Wednesday, March 19, 2008

Quotes From Around Yon Blogosphere

The stock market may rally, until it once again decides that easier money can't remedy what is fundamentally a problem of bank solvency. That problem can only be resolved by financial institutions and regulators coming to grips with the losses, raising more capital to cushion the blow, and closing or selling those banks that can never recover. That will require a more aggressive, and pre-emptive, regulatory role for the Fed -- and that we would applaud.

What the U.S. and world economy don't need is a Fed that continues to insist that inflation expectations are "well-anchored" when everyone else knows they aren't. The Fed needs to restore its monetary credibility, or today's panic could become tomorrow's crash.

J.P. Morgan paid less for Bear Stearns than the LA Galaxy paid for David Beckham.

The ball is now in America's court. We still don't know whether a black man can become president of the United States. But we have seen -- beyond any shadow of doubt -- that a black man can be presidential.

By the way, one of the most underreported stories lately is how Clinton's lead over Obama, among superdelegates, has steadily eroded since early February. According to trackings by CBS News and The New York Times, 303 superdelegates had declared for a candidate back on Feb. 2; of those declarants, Clinton was ahead by a margin of 105 (204 to 99). Contrast that to March 14, when 322.5 had declared a preference (superdelegates affiliated with Democrats living abroad get half a vote each); on that date, according to the trackers, Clinton's margin was down to only 20.5 (221 to 201.5).


Forbes counts 1,062 billionaires. The number is increasing exponentially. Soon we will all be billionaires and the trickle down vindicated. Who cares about short run economic setbacks?


For most of my lifetime, we’ve been forbidden to talk about any of those long-standing resentments in polite company. Instead, people seethe and nurse grievances. The longer this has continued, the farther apart some segments of society have grown. While I don’t think racism is held by more than a fringe few at any edge of the spectrum, society in general has suffered from unaddressed misunderstandings, and the resentment of dismissed concerns.

Whether Barack Obama wins the presidency or not, I think this speech alone shows that his candidacy has broken down some walls.

About danged time.


If John Edwards openly endorses Hillary Clinton, what could it mean to the nomination race? For starters, it would surprise a lot of Edwards supporters. Most of the unions backing Edwards have moved into the Obama camp, and they may be disappointed by Edwards going the other direction. However, one of Edwards' core constituencies of support was among white men -- who are now firmly in the Clinton camp (if exit polls are to be believed). So while either endorsement from Edwards is going to please some of his supporters and annoy some others, it's not outside the bounds of possibility that he would back Hillary, and influence voters as a result.

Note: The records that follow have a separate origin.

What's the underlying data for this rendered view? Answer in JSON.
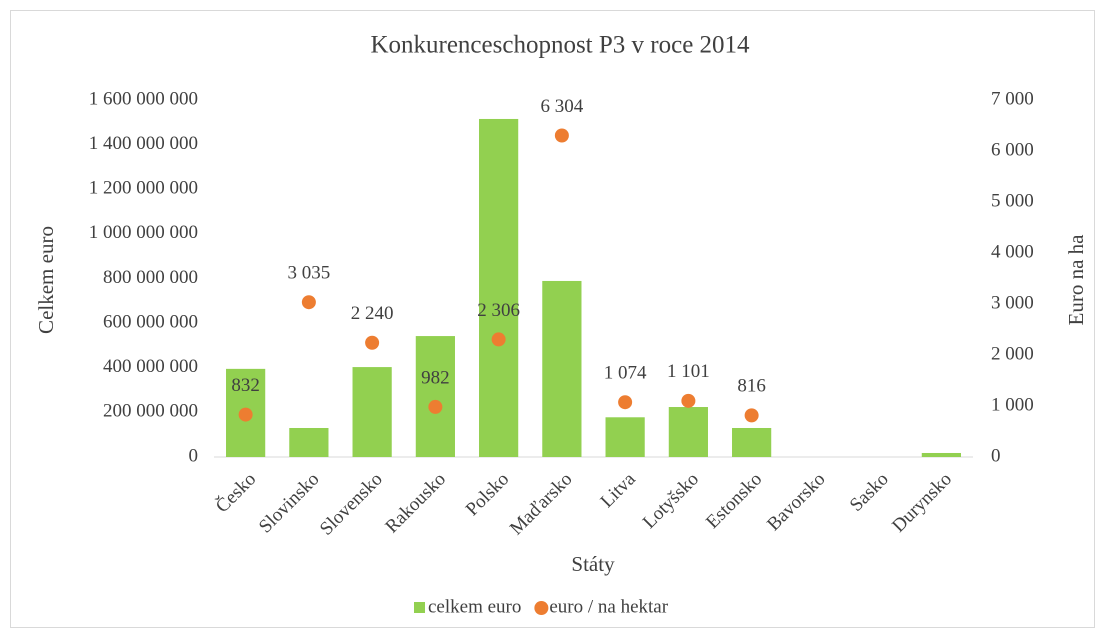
{
  "chart_data": {
    "type": "bar",
    "title": "Konkurenceschopnost P3 v roce 2014",
    "x_label": "Státy",
    "y_label": "Celkem euro",
    "y2_label": "Euro na ha",
    "categories": [
      "Česko",
      "Slovinsko",
      "Slovensko",
      "Rakousko",
      "Polsko",
      "Maďarsko",
      "Litva",
      "Lotyšsko",
      "Estonsko",
      "Bavorsko",
      "Sasko",
      "Durynsko"
    ],
    "series": [
      {
        "name": "celkem euro",
        "type": "bar",
        "color": "#92d050",
        "axis": "y",
        "values": [
          395000000,
          130000000,
          403000000,
          542000000,
          1515000000,
          789000000,
          178000000,
          224000000,
          130000000,
          0,
          0,
          18000000
        ]
      },
      {
        "name": "euro / na hektar",
        "type": "scatter",
        "color": "#ed7d31",
        "axis": "y2",
        "values": [
          832,
          3035,
          2240,
          982,
          2306,
          6304,
          1074,
          1101,
          816,
          null,
          null,
          null
        ],
        "value_labels": [
          "832",
          "3 035",
          "2 240",
          "982",
          "2 306",
          "6 304",
          "1 074",
          "1 101",
          "816",
          null,
          null,
          null
        ]
      }
    ],
    "ylim": [
      0,
      1600000000
    ],
    "yticks": [
      0,
      {
        "value": 200000000,
        "label": "200 000 000"
      },
      {
        "value": 400000000,
        "label": "400 000 000"
      },
      {
        "value": 600000000,
        "label": "600 000 000"
      },
      {
        "value": 800000000,
        "label": "800 000 000"
      },
      {
        "value": 1000000000,
        "label": "1 000 000 000"
      },
      {
        "value": 1200000000,
        "label": "1 200 000 000"
      },
      {
        "value": 1400000000,
        "label": "1 400 000 000"
      },
      {
        "value": 1600000000,
        "label": "1 600 000 000"
      }
    ],
    "y2lim": [
      0,
      7000
    ],
    "y2ticks": [
      0,
      {
        "value": 1000,
        "label": "1 000"
      },
      {
        "value": 2000,
        "label": "2 000"
      },
      {
        "value": 3000,
        "label": "3 000"
      },
      {
        "value": 4000,
        "label": "4 000"
      },
      {
        "value": 5000,
        "label": "5 000"
      },
      {
        "value": 6000,
        "label": "6 000"
      },
      {
        "value": 7000,
        "label": "7 000"
      }
    ],
    "grid": false,
    "legend": "bottom"
  }
}
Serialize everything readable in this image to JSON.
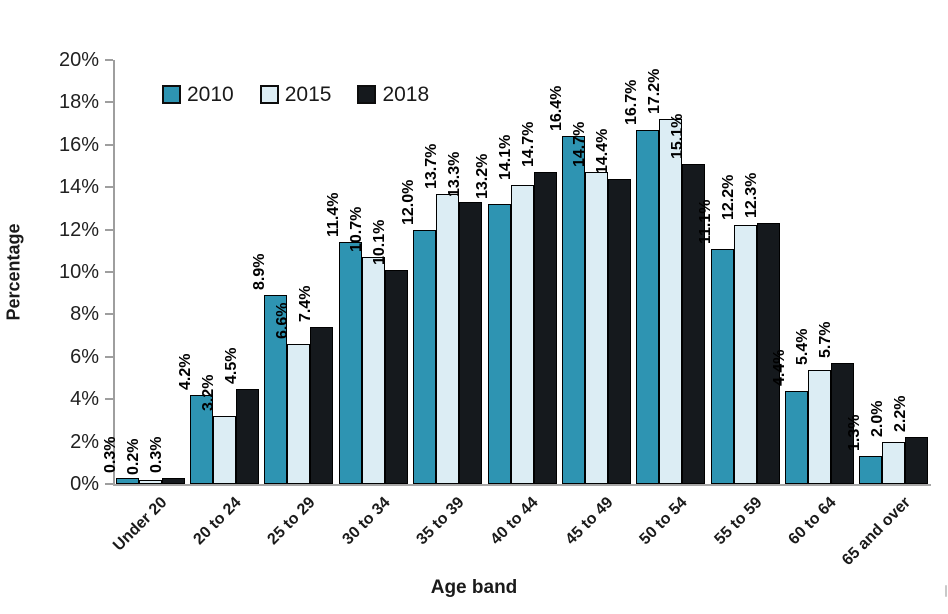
{
  "chart_data": {
    "type": "bar",
    "title": "",
    "xlabel": "Age band",
    "ylabel": "Percentage",
    "categories": [
      "Under 20",
      "20 to 24",
      "25 to 29",
      "30 to 34",
      "35 to 39",
      "40 to 44",
      "45 to 49",
      "50 to 54",
      "55 to 59",
      "60 to 64",
      "65 and over"
    ],
    "series": [
      {
        "name": "2010",
        "color": "#2E94B2",
        "values": [
          0.3,
          4.2,
          8.9,
          11.4,
          12.0,
          13.2,
          16.4,
          16.7,
          11.1,
          4.4,
          1.3
        ],
        "labels": [
          "0.3%",
          "4.2%",
          "8.9%",
          "11.4%",
          "12.0%",
          "13.2%",
          "16.4%",
          "16.7%",
          "11.1%",
          "4.4%",
          "1.3%"
        ]
      },
      {
        "name": "2015",
        "color": "#DCEDF4",
        "values": [
          0.2,
          3.2,
          6.6,
          10.7,
          13.7,
          14.1,
          14.7,
          17.2,
          12.2,
          5.4,
          2.0
        ],
        "labels": [
          "0.2%",
          "3.2%",
          "6.6%",
          "10.7%",
          "13.7%",
          "14.1%",
          "14.7%",
          "17.2%",
          "12.2%",
          "5.4%",
          "2.0%"
        ]
      },
      {
        "name": "2018",
        "color": "#15191D",
        "values": [
          0.3,
          4.5,
          7.4,
          10.1,
          13.3,
          14.7,
          14.4,
          15.1,
          12.3,
          5.7,
          2.2
        ],
        "labels": [
          "0.3%",
          "4.5%",
          "7.4%",
          "10.1%",
          "13.3%",
          "14.7%",
          "14.4%",
          "15.1%",
          "12.3%",
          "5.7%",
          "2.2%"
        ]
      }
    ],
    "y_ticks": [
      "0%",
      "2%",
      "4%",
      "6%",
      "8%",
      "10%",
      "12%",
      "14%",
      "16%",
      "18%",
      "20%"
    ],
    "ylim": [
      0,
      20
    ],
    "y_tick_step": 2,
    "grid": false,
    "legend_position": "top-left-inside",
    "bar_border_color": "#000000",
    "axis_color": "#A6A6A6"
  }
}
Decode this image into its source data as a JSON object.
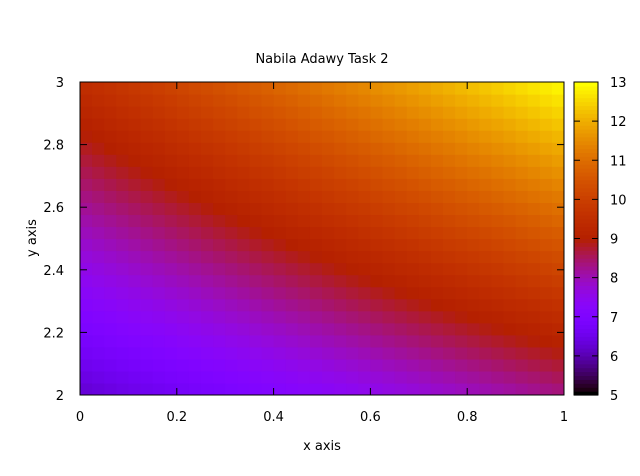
{
  "chart_data": {
    "type": "heatmap",
    "title": "Nabila Adawy Task 2",
    "xlabel": "x axis",
    "ylabel": "y axis",
    "xlim": [
      0,
      1
    ],
    "ylim": [
      2,
      3
    ],
    "x_ticks": [
      0,
      0.2,
      0.4,
      0.6,
      0.8,
      1
    ],
    "x_tick_labels": [
      "0",
      "0.2",
      "0.4",
      "0.6",
      "0.8",
      "1"
    ],
    "y_ticks": [
      2,
      2.2,
      2.4,
      2.6,
      2.8,
      3
    ],
    "y_tick_labels": [
      "2",
      "2.2",
      "2.4",
      "2.6",
      "2.8",
      "3"
    ],
    "colorbar": {
      "range": [
        5,
        13
      ],
      "ticks": [
        5,
        6,
        7,
        8,
        9,
        10,
        11,
        12,
        13
      ],
      "tick_labels": [
        "5",
        "6",
        "7",
        "8",
        "9",
        "10",
        "11",
        "12",
        "13"
      ],
      "palette": "gnuplot"
    },
    "z_corners": {
      "x0_y2": 6.2,
      "x1_y2": 8.3,
      "x0_y3": 9.5,
      "x1_y3": 13
    },
    "grid": false,
    "legend": "none"
  }
}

The problem for Edwards is that the window of opportunity to make such an endorsement (and have it be relevant) is fast closing.


If Obama is being compelled to give a speech about his race, and Romney felt forced to give one about his faith, will Hillary Clinton ever have to give a speech about her husband? Has this campaign shown that it is better to address the elephant in the room, or leave it alone?


In news that may have repercussions for Bush's attempt to hide all details of his warrantless wiretapping program, Joseph Nacchio just won a new trial. Mind you, the reason his trial was overturned does not relate directly to his claim that the Administration retaliated against him because he refused to illegally wiretap Americans. Rather, the Appeals Court overturned his case because he was not allowed to make a case for his expert witness.


The Chinese are paranoid about the Dalai Lama for essentially the same reasons that the rest of the world respects him: as the humbly persuasive spiritual leader of a leading world religion whose lack of temporal power diminishes in no way the loyalty and love he commands. He is the main reason why China's methods of ethnic colonisation, fairly effective with other minorities have failed in Tibet. Not only is Tibetan culture too far removed from Chinese for assimilation to be feasible; it revolves around religious loyalties that the State cannot reach.